It was an old known case of heart attack. The gentleman was 55 years old. Recently he started developing pedal edema, that is swollen feet.

Apparently, all else was ok.

The patient had undergone FDG PET nuclear imaging scan for his condition and also echocardiography. He was diagnosed with apical and septal myocardial ischaemia. That was 7 years ago and since then he was on treatment.

Now had he reported to his family clinician for his current condition.

The physician advised for fresh echocardiography to look into condition of the heart. The patient arrived at ARDISS IMAGING AND DIAGNOSTIC CENTRE for the same.
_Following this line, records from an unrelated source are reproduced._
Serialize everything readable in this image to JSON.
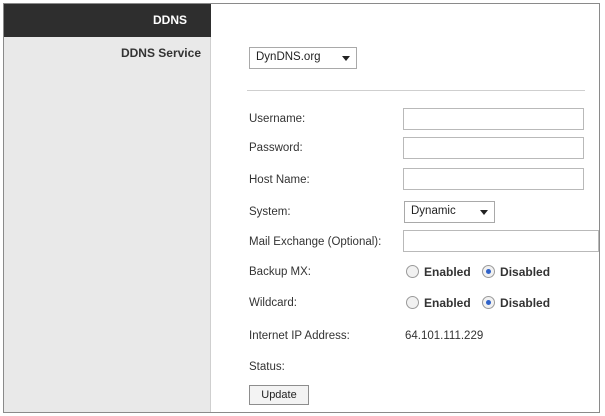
{
  "sidebar": {
    "header": "DDNS",
    "section_label": "DDNS Service"
  },
  "service_select": {
    "value": "DynDNS.org"
  },
  "fields": {
    "username": {
      "label": "Username:",
      "value": ""
    },
    "password": {
      "label": "Password:",
      "value": ""
    },
    "host_name": {
      "label": "Host Name:",
      "value": ""
    },
    "system": {
      "label": "System:",
      "value": "Dynamic"
    },
    "mail_exchange": {
      "label": "Mail Exchange (Optional):",
      "value": ""
    },
    "backup_mx": {
      "label": "Backup MX:",
      "options": [
        "Enabled",
        "Disabled"
      ],
      "selected": "Disabled"
    },
    "wildcard": {
      "label": "Wildcard:",
      "options": [
        "Enabled",
        "Disabled"
      ],
      "selected": "Disabled"
    },
    "internet_ip": {
      "label": "Internet IP Address:",
      "value": "64.101.111.229"
    },
    "status": {
      "label": "Status:",
      "value": ""
    }
  },
  "actions": {
    "update_label": "Update"
  },
  "colors": {
    "sidebar_header": "#2e2e2e",
    "sidebar_bg": "#e9e9e9",
    "radio_selected": "#2f62c9"
  }
}
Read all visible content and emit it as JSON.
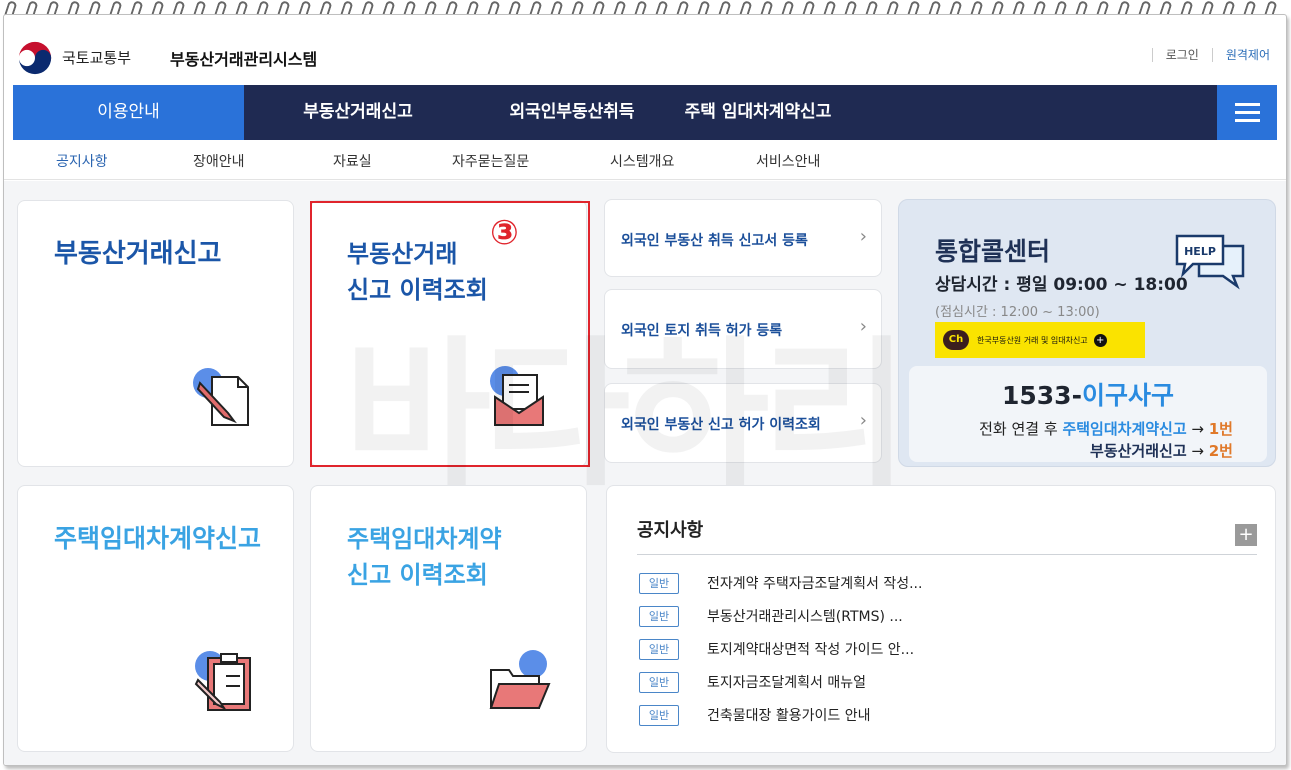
{
  "header": {
    "ministry": "국토교통부",
    "system_title": "부동산거래관리시스템",
    "login": "로그인",
    "remote": "원격제어"
  },
  "main_nav": [
    {
      "label": "이용안내",
      "active": true
    },
    {
      "label": "부동산거래신고"
    },
    {
      "label": "외국인부동산취득"
    },
    {
      "label": "주택 임대차계약신고"
    }
  ],
  "sub_nav": [
    {
      "label": "공지사항",
      "active": true
    },
    {
      "label": "장애안내"
    },
    {
      "label": "자료실"
    },
    {
      "label": "자주묻는질문"
    },
    {
      "label": "시스템개요"
    },
    {
      "label": "서비스안내"
    }
  ],
  "cards": {
    "trade_report": {
      "title": "부동산거래신고",
      "icon": "pen-document-icon"
    },
    "trade_history": {
      "title_line1": "부동산거래",
      "title_line2": "신고 이력조회",
      "icon": "envelope-icon"
    },
    "lease_report": {
      "title": "주택임대차계약신고",
      "icon": "clipboard-icon"
    },
    "lease_history": {
      "title_line1": "주택임대차계약",
      "title_line2": "신고 이력조회",
      "icon": "folder-icon"
    }
  },
  "annotation": {
    "marker": "③",
    "color": "#e0242c"
  },
  "foreign_links": [
    {
      "label": "외국인 부동산 취득 신고서 등록"
    },
    {
      "label": "외국인 토지 취득 허가 등록"
    },
    {
      "label": "외국인 부동산 신고 허가 이력조회"
    }
  ],
  "call_center": {
    "title": "통합콜센터",
    "hours": "상담시간 : 평일 09:00 ~ 18:00",
    "lunch": "(점심시간 : 12:00 ~ 13:00)",
    "kakao_badge": "Ch",
    "kakao_text": "한국부동산원 거래 및 임대차신고",
    "help_bubble": "HELP",
    "number_prefix": "1533-",
    "number_rest": "이구사구",
    "line1_prefix": "전화 연결 후 ",
    "line1_highlight": "주택임대차계약신고",
    "line1_arrow": " → ",
    "line1_choice": "1번",
    "line2_highlight": "부동산거래신고",
    "line2_arrow": " → ",
    "line2_choice": "2번"
  },
  "notices": {
    "title": "공지사항",
    "more": "+",
    "items": [
      {
        "badge": "일반",
        "text": "전자계약 주택자금조달계획서 작성..."
      },
      {
        "badge": "일반",
        "text": "부동산거래관리시스템(RTMS) ..."
      },
      {
        "badge": "일반",
        "text": "토지계약대상면적 작성 가이드 안..."
      },
      {
        "badge": "일반",
        "text": "토지자금조달계획서 매뉴얼"
      },
      {
        "badge": "일반",
        "text": "건축물대장 활용가이드 안내"
      }
    ]
  },
  "watermark": "바다하리",
  "colors": {
    "navy": "#1f2a52",
    "blue": "#2a72d9",
    "title_blue": "#1b56a8",
    "sky": "#3aa3e3",
    "red": "#e0242c"
  }
}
On scanning, the right ventricle and atrium were dilated. The IVC was also dilated with reduced inspiratory collapsibility. The Left ventricle showed mild reduced pumping capacity with regional wall motion abnormality in the apical and septal region.

The flow rates were higher at tricuspid valve and pulmonary artery compared to the bicuspid valve and aorta.

Hemodynamically, things were not explainable. A second look into colour images was taken. And, there it was, a defect in the wall separating the two upper chambers, the atria. Flow was noted from Left to Right atria through this 9 mm sized atrial septal defect, giving the right sided chambers extra amount of blood to handle. That caused the dilatation of the right atrium, right ventricle and IVC. That also caused high flow through lungs resulting in raised pulmonary arterial pressure.

All this led to the oozing of fluid, causing the pedal edema. Thus, the mystery was solved.